Moving the HME Industry Forward

General Healthcare

Road to Medtrade – Audit Proof Medicare Charts

August 25, 2014

ATLANTA – The upcoming Medtrade (Oct 20-23, 2014 in Atlanta) has an excellent line-up of speakers who will present programs addressing the most important topics faced by DME suppliers today. Every issue of Medtrade Monday, leading up to Medtrade, will highlight a Medtrade program.

“Breaking Bad” Habits with Your Documentation: How to Create Audit-Proof Medicare Patient Charts
Paying homage to the wildly successful TV series Breaking Bad, this session will focus on creating and maintaining “audit proof” patient charts by breaking the documentation bad habits that have plagued our industry for years.

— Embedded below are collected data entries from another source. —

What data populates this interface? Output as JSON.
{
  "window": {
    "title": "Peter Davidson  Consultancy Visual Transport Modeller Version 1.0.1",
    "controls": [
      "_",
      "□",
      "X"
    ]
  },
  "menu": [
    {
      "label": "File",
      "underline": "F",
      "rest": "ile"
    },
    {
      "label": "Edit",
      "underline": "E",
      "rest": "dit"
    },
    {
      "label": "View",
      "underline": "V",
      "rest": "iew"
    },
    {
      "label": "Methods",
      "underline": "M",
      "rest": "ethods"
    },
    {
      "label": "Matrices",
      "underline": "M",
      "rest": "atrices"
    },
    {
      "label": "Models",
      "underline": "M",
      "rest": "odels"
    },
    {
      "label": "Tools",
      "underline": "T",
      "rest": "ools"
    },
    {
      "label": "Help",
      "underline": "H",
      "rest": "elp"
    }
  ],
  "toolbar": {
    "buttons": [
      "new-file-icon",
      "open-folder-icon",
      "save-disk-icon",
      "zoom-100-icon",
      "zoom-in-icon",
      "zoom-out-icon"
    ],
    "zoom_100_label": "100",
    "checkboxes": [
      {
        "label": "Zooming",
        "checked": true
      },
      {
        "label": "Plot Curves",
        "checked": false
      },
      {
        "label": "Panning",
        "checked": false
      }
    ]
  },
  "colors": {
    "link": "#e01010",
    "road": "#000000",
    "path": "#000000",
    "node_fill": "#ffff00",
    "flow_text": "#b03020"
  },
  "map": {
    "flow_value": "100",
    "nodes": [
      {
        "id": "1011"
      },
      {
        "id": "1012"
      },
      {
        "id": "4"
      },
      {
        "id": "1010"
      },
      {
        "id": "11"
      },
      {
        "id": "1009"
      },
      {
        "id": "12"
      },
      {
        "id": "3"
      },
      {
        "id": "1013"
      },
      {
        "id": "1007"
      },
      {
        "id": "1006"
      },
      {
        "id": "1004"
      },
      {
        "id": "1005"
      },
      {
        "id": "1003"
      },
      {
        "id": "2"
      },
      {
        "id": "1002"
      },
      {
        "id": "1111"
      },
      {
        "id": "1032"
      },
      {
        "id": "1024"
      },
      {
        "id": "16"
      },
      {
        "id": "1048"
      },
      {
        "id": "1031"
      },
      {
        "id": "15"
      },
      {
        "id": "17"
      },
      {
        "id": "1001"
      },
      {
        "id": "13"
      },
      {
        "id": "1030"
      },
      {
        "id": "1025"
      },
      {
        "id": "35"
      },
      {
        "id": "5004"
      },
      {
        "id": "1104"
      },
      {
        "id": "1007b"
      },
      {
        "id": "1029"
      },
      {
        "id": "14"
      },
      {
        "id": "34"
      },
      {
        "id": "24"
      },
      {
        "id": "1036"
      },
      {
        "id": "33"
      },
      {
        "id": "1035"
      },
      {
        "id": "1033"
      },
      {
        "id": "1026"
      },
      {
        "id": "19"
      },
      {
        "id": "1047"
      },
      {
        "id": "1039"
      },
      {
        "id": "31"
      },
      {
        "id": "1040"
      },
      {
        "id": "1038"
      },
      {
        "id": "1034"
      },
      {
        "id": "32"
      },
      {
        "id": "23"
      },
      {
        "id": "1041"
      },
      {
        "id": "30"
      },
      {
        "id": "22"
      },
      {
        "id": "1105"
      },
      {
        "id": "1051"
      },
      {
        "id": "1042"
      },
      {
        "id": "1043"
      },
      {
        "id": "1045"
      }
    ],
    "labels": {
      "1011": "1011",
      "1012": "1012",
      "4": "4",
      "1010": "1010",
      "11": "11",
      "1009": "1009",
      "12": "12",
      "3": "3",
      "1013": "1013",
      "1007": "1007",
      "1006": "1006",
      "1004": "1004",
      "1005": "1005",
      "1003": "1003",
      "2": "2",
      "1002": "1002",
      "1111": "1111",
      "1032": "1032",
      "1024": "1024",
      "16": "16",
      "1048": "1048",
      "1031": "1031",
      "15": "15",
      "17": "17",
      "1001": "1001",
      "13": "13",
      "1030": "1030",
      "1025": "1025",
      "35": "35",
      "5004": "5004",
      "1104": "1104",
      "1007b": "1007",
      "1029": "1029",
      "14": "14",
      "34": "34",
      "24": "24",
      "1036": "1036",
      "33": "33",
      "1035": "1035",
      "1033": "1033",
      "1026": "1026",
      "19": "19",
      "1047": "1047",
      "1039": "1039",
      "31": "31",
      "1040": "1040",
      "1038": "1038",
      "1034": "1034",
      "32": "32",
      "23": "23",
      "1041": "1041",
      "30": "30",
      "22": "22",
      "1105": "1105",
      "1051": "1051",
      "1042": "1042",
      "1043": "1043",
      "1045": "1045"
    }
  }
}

In today’s audit “free for all,” those putting their eyes on your documentation are like rabid, salivating dogs looking for any un-crossed T’s and un-dotted I’s. Why? Because most of them are compensated based on a percentage of what they have Medicare take back from you! If Walter White (Heisenberg) was a DME provider, I promise you his documentation would be so clean you would be able to eat off his patient charts (If you’re not familiar with the TV series, he was VERY particular and precise).

The key to creating these “audit proof” patient charts is to have a well trained staff and the right person with the right skill set in the right position. Many providers make the mistake of putting new, green hires into customer service positions as they feel this would be the best place for this person to learn.

While it is understood that these folks need to start somewhere, place them in less financially vulnerable positions as they learn the business such as schmoozing customers at retail or posting payments. If a provider is hell-bent on starting new hires in customer service, PLEASE make sure they shadow an experienced team member to learn the process properly.

Once the patient intake and insurance verification processes are complete, gathering the necessary documentation is the next critical part of the reimbursement process. There are NO unimportant parts of the reimbursement process and your documentation is no exception. This session will cover (in great detail) the following documents and topics:

• Assignment Of Benefits (AOB)
• Physician Orders / Detail Written Orders
• Face-To-Face requirements (F2F)
• Written Orders Prior to Delivery (WOPD)
• Signature requirements
• Proof Of Delivery (POD)
• Advanced Beneficiary Notice of Noncoverage (ABN)
• Medicare Supplier Standards
• The KX Modifier
• Certificates of Medical Necessity (CMN) & DME Information Forms (DIF)

Hear from the Presenter
Medtrade Monday: Why is this topic important?
Bruce Brothis, president of Allegient Billing & Consulting, Inc: This topic is critically important for all HME providers to insure they have complete and compliant patient charts with the ability to perform to the onslaught of audits they are receiving.

Medtrade Monday: Why should people attend this presentation?
Brothis: This session should be attended by all aspects of HME personnel from CEOs to customer service reps to ensure the entire organization is aware of documentation requirements and have the same “buy-in” and commitment to “audit proof” patient charts throughout the organization.

On Monday, October 20, 2014, Bruce Brothis, president of Allegient Billing & Consulting Inc, will present an in-depth program entitled ‘Breaking Bad’ Habits with Your Documentation: How to Create Audit-Proof Medicare Patient Charts.